VIVEKĀNANDA NARENDRANĀTH DATTA dit (1863-1902)
Le samnyāsin, disciple de Râmakrishna
Violent de nature, Narèndra voulut aller jusqu'au bout, et tout de suite : il se fit samnyāsin (« renonçant », sorte de moine de l'hindouisme) dans l'aśram (āśrama) de Râmakrishna et exigea de son guru (maître spirituel) la connaissance la plus haute. Le maître, qui était convaincu depuis longtemps de la sincérité de Narèndra et avait reconnu en lui une âme exceptionnelle, lui permit d'atteindre très vite le samādhi complet, cette expérience parfaite de l'Absolu, qui normalement ne s'obtient qu'après des années de recherche obstinée et d'exercices ardus. En fait, on aurait dit que Râmakrishna, sentant sa fin prochaine (il devait mourir en 1886, deux ans après l'entrée de Narèndra à l'aśram) et le tenant pour son meilleur disciple, voulait lui conférer au plus tôt les signes visibles de sa prééminence.
Après la mort du maître, Narèndra, désigné par lui comme son successeur, révéla ses talents d'organisateur et sa fougue de prédicateur. Sous son impulsion, la communauté des disciples se structura et étendit son influence. En 1892, à l'âge de vingt-neuf ans, il s'embarqua pour un tour du monde et, à cette occasion, prit officiellement son nom de religieux : Vivékânanda, « Celui qui trouve sa joie (ānanda) grâce à la discrimination (viveka ; terme métaphysique utilisé dans le Vedānta) ». Par le Japon, il gagna l'Amérique, prêcha à Chicago, à l'occasion de la réunion d'un « Parlement des religions », puis à Boston. L'influence de sa prédication fut considérable aux États-Unis, où, depuis cette époque, l'hindouisme a toujours été considéré avec sympathie. En Angleterre, il trouva un public averti – et pour cause – des choses de l'Inde et y eut peu de peine à faire des disciples (telle Margaret Noble, qui le suivit en Inde où elle se fit nonne sous le nom de Nivéditâ). Il voyagea ensuite en Europe, notamment en Allemagne, puis s'embarqua pour l'Inde où il rentra après quatre années d'absence.

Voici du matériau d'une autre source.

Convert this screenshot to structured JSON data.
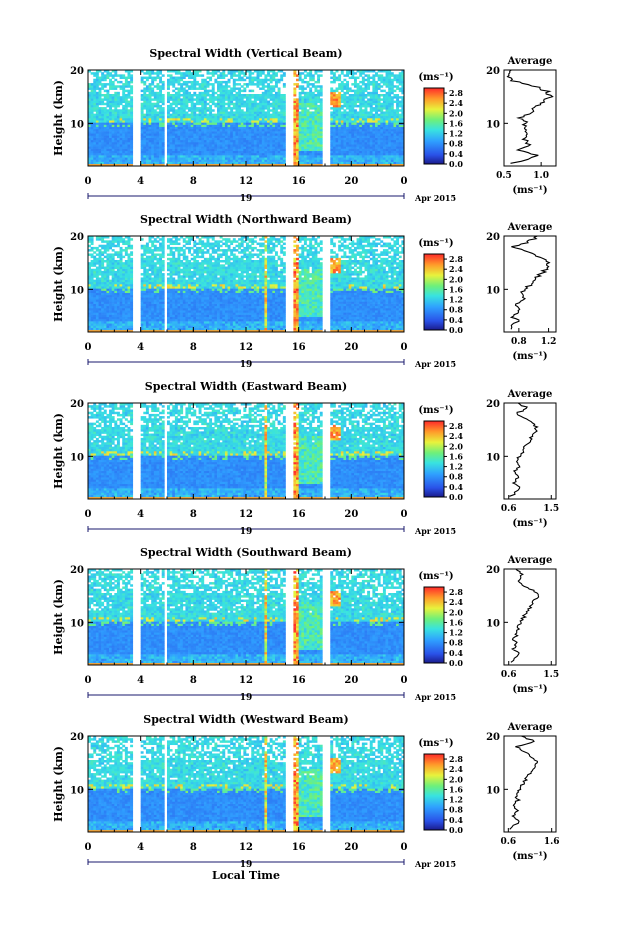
{
  "chart_data": [
    {
      "type": "heatmap",
      "title": "Spectral Width (Vertical Beam)",
      "ylabel": "Height (km)",
      "yticks": [
        "10",
        "20"
      ],
      "ylim": [
        2,
        20
      ],
      "xticks": [
        "0",
        "4",
        "8",
        "12",
        "16",
        "20",
        "0"
      ],
      "xlim": [
        0,
        24
      ],
      "day_label": "19",
      "month_label": "Apr 2015",
      "colorbar": {
        "unit": "(ms⁻¹)",
        "ticks": [
          "2.8",
          "2.4",
          "2.0",
          "1.6",
          "1.2",
          "0.8",
          "0.4",
          "0.0"
        ],
        "range": [
          0,
          3.0
        ]
      },
      "gaps_hours": [
        [
          3.5,
          4.0
        ],
        [
          5.7,
          6.0
        ],
        [
          15.1,
          15.6
        ],
        [
          17.9,
          18.3
        ]
      ],
      "enhanced_region_hours": [
        16.0,
        17.9
      ],
      "average_profile": {
        "title": "Average",
        "xlabel": "(ms⁻¹)",
        "xticks": [
          "0.5",
          "1.0"
        ],
        "xlim": [
          0.5,
          1.2
        ],
        "yticks": [
          "10",
          "20"
        ],
        "heights_km": [
          2.5,
          4,
          5,
          6,
          7,
          8,
          9,
          10,
          11,
          12,
          13,
          14,
          15,
          16,
          17,
          18,
          19,
          20
        ],
        "values": [
          0.62,
          0.95,
          0.72,
          0.85,
          0.78,
          0.82,
          0.76,
          0.8,
          0.7,
          0.85,
          0.92,
          1.02,
          1.12,
          1.08,
          0.9,
          0.62,
          0.55,
          0.6
        ]
      }
    },
    {
      "type": "heatmap",
      "title": "Spectral Width (Northward Beam)",
      "ylabel": "Height (km)",
      "yticks": [
        "10",
        "20"
      ],
      "ylim": [
        2,
        20
      ],
      "xticks": [
        "0",
        "4",
        "8",
        "12",
        "16",
        "20",
        "0"
      ],
      "xlim": [
        0,
        24
      ],
      "day_label": "19",
      "month_label": "Apr 2015",
      "colorbar": {
        "unit": "(ms⁻¹)",
        "ticks": [
          "2.8",
          "2.4",
          "2.0",
          "1.6",
          "1.2",
          "0.8",
          "0.4",
          "0.0"
        ],
        "range": [
          0,
          3.0
        ]
      },
      "gaps_hours": [
        [
          3.5,
          4.0
        ],
        [
          5.7,
          6.0
        ],
        [
          15.1,
          15.6
        ],
        [
          17.9,
          18.3
        ]
      ],
      "enhanced_region_hours": [
        16.0,
        17.9
      ],
      "average_profile": {
        "title": "Average",
        "xlabel": "(ms⁻¹)",
        "xticks": [
          "0.8",
          "1.2"
        ],
        "xlim": [
          0.6,
          1.3
        ],
        "yticks": [
          "10",
          "20"
        ],
        "heights_km": [
          2.5,
          4,
          5,
          6,
          7,
          8,
          9,
          10,
          11,
          12,
          13,
          14,
          15,
          16,
          17,
          18,
          19,
          20
        ],
        "values": [
          0.68,
          0.78,
          0.72,
          0.8,
          0.75,
          0.86,
          0.82,
          0.9,
          0.95,
          1.0,
          1.12,
          1.18,
          1.2,
          1.1,
          0.9,
          0.7,
          0.95,
          1.05
        ]
      }
    },
    {
      "type": "heatmap",
      "title": "Spectral Width (Eastward Beam)",
      "ylabel": "Height (km)",
      "yticks": [
        "10",
        "20"
      ],
      "ylim": [
        2,
        20
      ],
      "xticks": [
        "0",
        "4",
        "8",
        "12",
        "16",
        "20",
        "0"
      ],
      "xlim": [
        0,
        24
      ],
      "day_label": "19",
      "month_label": "Apr 2015",
      "colorbar": {
        "unit": "(ms⁻¹)",
        "ticks": [
          "2.8",
          "2.4",
          "2.0",
          "1.6",
          "1.2",
          "0.8",
          "0.4",
          "0.0"
        ],
        "range": [
          0,
          3.0
        ]
      },
      "gaps_hours": [
        [
          3.5,
          4.0
        ],
        [
          5.7,
          6.0
        ],
        [
          15.1,
          15.6
        ],
        [
          17.9,
          18.3
        ]
      ],
      "enhanced_region_hours": [
        16.0,
        17.9
      ],
      "average_profile": {
        "title": "Average",
        "xlabel": "(ms⁻¹)",
        "xticks": [
          "0.6",
          "1.5"
        ],
        "xlim": [
          0.5,
          1.6
        ],
        "yticks": [
          "10",
          "20"
        ],
        "heights_km": [
          2.5,
          4,
          5,
          6,
          7,
          8,
          9,
          10,
          11,
          12,
          13,
          14,
          15,
          16,
          17,
          18,
          19,
          20
        ],
        "values": [
          0.65,
          0.85,
          0.7,
          0.78,
          0.72,
          0.8,
          0.75,
          0.82,
          0.9,
          0.95,
          1.05,
          1.1,
          1.2,
          1.15,
          0.95,
          0.75,
          1.0,
          0.8
        ]
      }
    },
    {
      "type": "heatmap",
      "title": "Spectral Width (Southward Beam)",
      "ylabel": "Height (km)",
      "yticks": [
        "10",
        "20"
      ],
      "ylim": [
        2,
        20
      ],
      "xticks": [
        "0",
        "4",
        "8",
        "12",
        "16",
        "20",
        "0"
      ],
      "xlim": [
        0,
        24
      ],
      "day_label": "19",
      "month_label": "Apr 2015",
      "colorbar": {
        "unit": "(ms⁻¹)",
        "ticks": [
          "2.8",
          "2.4",
          "2.0",
          "1.6",
          "1.2",
          "0.8",
          "0.4",
          "0.0"
        ],
        "range": [
          0,
          3.0
        ]
      },
      "gaps_hours": [
        [
          3.5,
          4.0
        ],
        [
          5.7,
          6.0
        ],
        [
          15.1,
          15.6
        ],
        [
          17.9,
          18.3
        ]
      ],
      "enhanced_region_hours": [
        16.0,
        17.9
      ],
      "average_profile": {
        "title": "Average",
        "xlabel": "(ms⁻¹)",
        "xticks": [
          "0.6",
          "1.5"
        ],
        "xlim": [
          0.5,
          1.6
        ],
        "yticks": [
          "10",
          "20"
        ],
        "heights_km": [
          2.5,
          4,
          5,
          6,
          7,
          8,
          9,
          10,
          11,
          12,
          13,
          14,
          15,
          16,
          17,
          18,
          19,
          20
        ],
        "values": [
          0.62,
          0.82,
          0.7,
          0.76,
          0.7,
          0.8,
          0.78,
          0.85,
          0.92,
          0.98,
          1.08,
          1.12,
          1.22,
          1.1,
          0.9,
          0.8,
          0.9,
          0.75
        ]
      }
    },
    {
      "type": "heatmap",
      "title": "Spectral Width (Westward Beam)",
      "ylabel": "Height (km)",
      "yticks": [
        "10",
        "20"
      ],
      "ylim": [
        2,
        20
      ],
      "xticks": [
        "0",
        "4",
        "8",
        "12",
        "16",
        "20",
        "0"
      ],
      "xlim": [
        0,
        24
      ],
      "day_label": "19",
      "month_label": "Apr 2015",
      "colorbar": {
        "unit": "(ms⁻¹)",
        "ticks": [
          "2.8",
          "2.4",
          "2.0",
          "1.6",
          "1.2",
          "0.8",
          "0.4",
          "0.0"
        ],
        "range": [
          0,
          3.0
        ]
      },
      "gaps_hours": [
        [
          3.5,
          4.0
        ],
        [
          5.7,
          6.0
        ],
        [
          15.1,
          15.6
        ],
        [
          17.9,
          18.3
        ]
      ],
      "enhanced_region_hours": [
        16.0,
        17.9
      ],
      "average_profile": {
        "title": "Average",
        "xlabel": "(ms⁻¹)",
        "xticks": [
          "0.6",
          "1.6"
        ],
        "xlim": [
          0.5,
          1.7
        ],
        "yticks": [
          "10",
          "20"
        ],
        "heights_km": [
          2.5,
          4,
          5,
          6,
          7,
          8,
          9,
          10,
          11,
          12,
          13,
          14,
          15,
          16,
          17,
          18,
          19,
          20
        ],
        "values": [
          0.66,
          0.84,
          0.72,
          0.8,
          0.74,
          0.82,
          0.76,
          0.86,
          0.94,
          1.02,
          1.1,
          1.18,
          1.28,
          1.12,
          0.98,
          0.8,
          1.2,
          0.9
        ]
      }
    }
  ],
  "footer": {
    "xlabel": "Local Time"
  }
}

Son retour est triomphal : les journaux ayant abondamment relaté ses succès (en les exagérant quelque peu), il passe pour une sorte de héros national et les conférences qu'il donne lui permettent de trouver de l'argent, de faire des disciples, enfin d'implanter en plusieurs villes des monastères (maṭh). Cela impliquait la création d'un ordre monastique, hiérarchisé, ayant sa règle, ses abbés (appelés swāmi, « maîtres »), à la façon des ordres religieux chrétiens. Il l'organisa et lui adjoignit une « Râmakrishna Mission », vouée à la diffusion de la pensée du fondateur tant en Inde qu'à l'étranger. Il s'agissait là de quelque chose d'entièrement nouveau pour le subcontinent : si l'hindouisme s'était répandu dans la péninsule indochinoise aux premiers siècles de l'ère chrétienne, la chose n'avait pas été concertée, d'autant moins que, théoriquement, la loi brahmanique (le dharma) interdit les voyages à l'étranger, sous peine d'excommunication. Le travail de la Râmakrishna Mission se révéla fécond et de nombreux étrangers fréquentèrent ses établissements en Europe et en Amérique.

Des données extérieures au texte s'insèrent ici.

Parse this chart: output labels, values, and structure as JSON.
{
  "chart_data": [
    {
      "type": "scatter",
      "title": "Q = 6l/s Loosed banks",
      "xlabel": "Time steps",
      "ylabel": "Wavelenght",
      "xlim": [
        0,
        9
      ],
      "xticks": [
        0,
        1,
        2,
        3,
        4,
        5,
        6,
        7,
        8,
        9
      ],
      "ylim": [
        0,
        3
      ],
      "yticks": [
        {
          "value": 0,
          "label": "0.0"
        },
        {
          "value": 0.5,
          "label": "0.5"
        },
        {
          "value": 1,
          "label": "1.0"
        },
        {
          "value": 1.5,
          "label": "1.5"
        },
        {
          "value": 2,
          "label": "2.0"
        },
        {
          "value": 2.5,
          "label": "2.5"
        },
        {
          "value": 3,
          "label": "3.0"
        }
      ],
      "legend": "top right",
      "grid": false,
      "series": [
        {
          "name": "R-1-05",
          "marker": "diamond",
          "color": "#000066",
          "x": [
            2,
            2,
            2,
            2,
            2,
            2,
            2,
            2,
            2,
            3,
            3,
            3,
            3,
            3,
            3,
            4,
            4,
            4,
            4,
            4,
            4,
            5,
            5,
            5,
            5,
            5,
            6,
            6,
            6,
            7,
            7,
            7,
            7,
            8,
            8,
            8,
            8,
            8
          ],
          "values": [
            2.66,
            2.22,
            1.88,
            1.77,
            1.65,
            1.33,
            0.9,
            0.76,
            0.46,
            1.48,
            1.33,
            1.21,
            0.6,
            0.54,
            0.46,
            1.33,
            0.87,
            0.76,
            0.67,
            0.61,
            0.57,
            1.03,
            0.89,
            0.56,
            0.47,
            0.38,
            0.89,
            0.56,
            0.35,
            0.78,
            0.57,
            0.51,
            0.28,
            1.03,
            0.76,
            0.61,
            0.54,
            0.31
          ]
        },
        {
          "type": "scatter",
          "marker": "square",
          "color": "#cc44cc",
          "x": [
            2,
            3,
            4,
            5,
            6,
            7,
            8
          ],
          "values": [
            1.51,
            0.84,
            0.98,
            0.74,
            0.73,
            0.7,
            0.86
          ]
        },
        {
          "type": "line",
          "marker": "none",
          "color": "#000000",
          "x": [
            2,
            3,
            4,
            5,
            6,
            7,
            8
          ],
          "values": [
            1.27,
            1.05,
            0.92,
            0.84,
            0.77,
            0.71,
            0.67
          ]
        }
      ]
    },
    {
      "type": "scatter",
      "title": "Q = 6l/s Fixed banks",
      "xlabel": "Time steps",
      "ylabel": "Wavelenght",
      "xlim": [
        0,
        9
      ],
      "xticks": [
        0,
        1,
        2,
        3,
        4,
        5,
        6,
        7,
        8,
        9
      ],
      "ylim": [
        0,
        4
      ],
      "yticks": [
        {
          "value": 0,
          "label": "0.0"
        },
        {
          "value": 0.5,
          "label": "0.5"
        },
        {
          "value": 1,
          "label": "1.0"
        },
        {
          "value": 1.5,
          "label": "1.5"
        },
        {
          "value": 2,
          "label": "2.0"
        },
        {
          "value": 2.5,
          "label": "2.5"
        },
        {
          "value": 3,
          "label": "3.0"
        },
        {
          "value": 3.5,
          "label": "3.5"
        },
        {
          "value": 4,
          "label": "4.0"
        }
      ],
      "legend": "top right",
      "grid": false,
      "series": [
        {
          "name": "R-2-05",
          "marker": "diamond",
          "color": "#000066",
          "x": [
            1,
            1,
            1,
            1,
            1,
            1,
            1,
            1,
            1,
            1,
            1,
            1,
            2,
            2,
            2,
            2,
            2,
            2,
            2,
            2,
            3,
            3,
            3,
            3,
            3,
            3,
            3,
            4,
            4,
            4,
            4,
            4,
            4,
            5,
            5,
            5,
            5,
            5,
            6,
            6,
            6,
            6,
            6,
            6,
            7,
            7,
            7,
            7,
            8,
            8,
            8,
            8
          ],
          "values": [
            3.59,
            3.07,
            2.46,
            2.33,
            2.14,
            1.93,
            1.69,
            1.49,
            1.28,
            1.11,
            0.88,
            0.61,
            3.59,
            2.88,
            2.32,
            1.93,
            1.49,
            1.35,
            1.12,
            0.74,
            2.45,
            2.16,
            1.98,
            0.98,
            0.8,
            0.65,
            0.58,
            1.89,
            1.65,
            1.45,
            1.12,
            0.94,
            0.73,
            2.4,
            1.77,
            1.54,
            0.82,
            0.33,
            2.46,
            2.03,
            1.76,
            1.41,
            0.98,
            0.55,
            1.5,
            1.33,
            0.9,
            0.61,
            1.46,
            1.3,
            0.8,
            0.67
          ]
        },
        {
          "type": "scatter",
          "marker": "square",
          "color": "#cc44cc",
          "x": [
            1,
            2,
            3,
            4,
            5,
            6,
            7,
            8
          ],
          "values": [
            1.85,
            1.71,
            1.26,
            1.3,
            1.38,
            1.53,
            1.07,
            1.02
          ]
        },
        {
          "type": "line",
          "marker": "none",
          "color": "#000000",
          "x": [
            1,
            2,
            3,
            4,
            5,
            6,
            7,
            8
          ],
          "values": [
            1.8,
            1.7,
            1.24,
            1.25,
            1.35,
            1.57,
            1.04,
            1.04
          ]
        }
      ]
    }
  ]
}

Vivékânanda alla visiter quelques-unes de ces missions et rentra en Inde gravement malade (il était diabétique). Il mourut à l'âge de trente-neuf ans, donnant l'impression, en raison de son activité inlassable, d'avoir vécu bien davantage. À côté de son travail d'organisateur et de prédicateur, il avait élaboré une œuvre intellectuelle, d'ailleurs directement déterminée par ce travail. On s'en aperçut lorsque furent publiés ses entretiens, causeries, conférences, etc. Surtout consacrée à l'exposition du Vedānta et à des conseils sur la pratique des diverses sortes de [...]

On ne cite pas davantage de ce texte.